To take away some of this advantage, in our scenarios we currently set the final vehicle state to equal the initial vehicle state. This means that each schedule that meets a certain demand pattern is at least repeatable for another run of the exact same demand pattern at the end of its active time interval. It also forces the vehicles to spend some energy returning to their initial state. Since the scheduler considers all vehicles of the same type as interchangeable, this repeatability constraint does not force all vehicles to make complete round-trips. They might operate in rotation with other vehicles of the same type.
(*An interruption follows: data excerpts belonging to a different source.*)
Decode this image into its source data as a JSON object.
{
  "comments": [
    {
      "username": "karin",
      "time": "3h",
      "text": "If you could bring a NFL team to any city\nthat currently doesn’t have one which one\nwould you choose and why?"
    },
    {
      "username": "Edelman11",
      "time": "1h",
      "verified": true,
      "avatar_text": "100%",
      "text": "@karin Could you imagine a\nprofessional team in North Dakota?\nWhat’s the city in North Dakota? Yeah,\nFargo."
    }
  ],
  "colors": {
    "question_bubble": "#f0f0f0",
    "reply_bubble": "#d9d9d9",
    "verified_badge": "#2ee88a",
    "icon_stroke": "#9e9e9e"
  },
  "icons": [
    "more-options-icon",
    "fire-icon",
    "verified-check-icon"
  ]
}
As noted in the scenario description at the beginning of Section 5.4, each scenario has a uniform distribution of employers and residents spread out among its nodes, making the problem highly (and uncannily) symmetric. Future studies could easily vary the distribution of demand to model a network with business and residential centers, as noted in Sections [*] and [*].

Each segment between waypoints and stations represents 2 simulation time units. Typically, the last segment entering a station represents the time penalty for stopping at that station. As seen in the network models, bypassing a station results in a 1 time segment gain. This means that we're assuming that the amount of time a vehicle spends slowing down, stopping, waiting for passenger transfers, and getting back up to speed again is roughly the same amount of time taken to travel between stations at speed. This ratio could be adjusted by adding additional segments to increase the visit penalty at stations, or to increase the travel time between stations. For these scenarios we sill stick to a ratio of $1:1$, which seems reasonable for several forms of transit.

We impose a maximum number of time units allowed by a schedule. Having more time units translates to a higher possible capacity over that time. On the 1D linear rail networks, we limit schedules to 18 time segments, which works out to 1.5 times the diameter of the sequential network ($6*2$ segments between the 7 stations). On the 2D hexagonal networks, we chose a limit of 12 time segments, which works out to 3 times the diameter of the sequential network ($2*2$ segments between an outer station to any other outer station).

Due to the high computing time required to exhaustively search the entire schedule optimization solution space, we impose a time limit on the wall clock time that the computer is allowed to spend finding a solution. When this time limit is reached, the MIP solver will simply return the current best sub-optimal solution it has found. This sub-optimal solution will typically fall close to the final optimal solution, so we could argue that the diminishing improvements to the schedule would not be worth the additional calculation time. In a real transit network this timeout would prevent vehicles from idling while waiting for further instructions from the global scheduler. While this tradeoff may be acceptable for practical purposes, this optimizer timeout defeats the repeatability of our simulation for academic purposes. The CPU would stop computation at a nondeterministic point in the MIP optimization and could return different schedules depending on the speed of the CPU or even on how much time was allocated to other processes in the background. This is a limitation of the LP_Solve software's wall-clock-based timeout feature and could be fixed in the future by adding a deterministic timeout function that returns a sub-optimal result after a fixed number of solver iterations.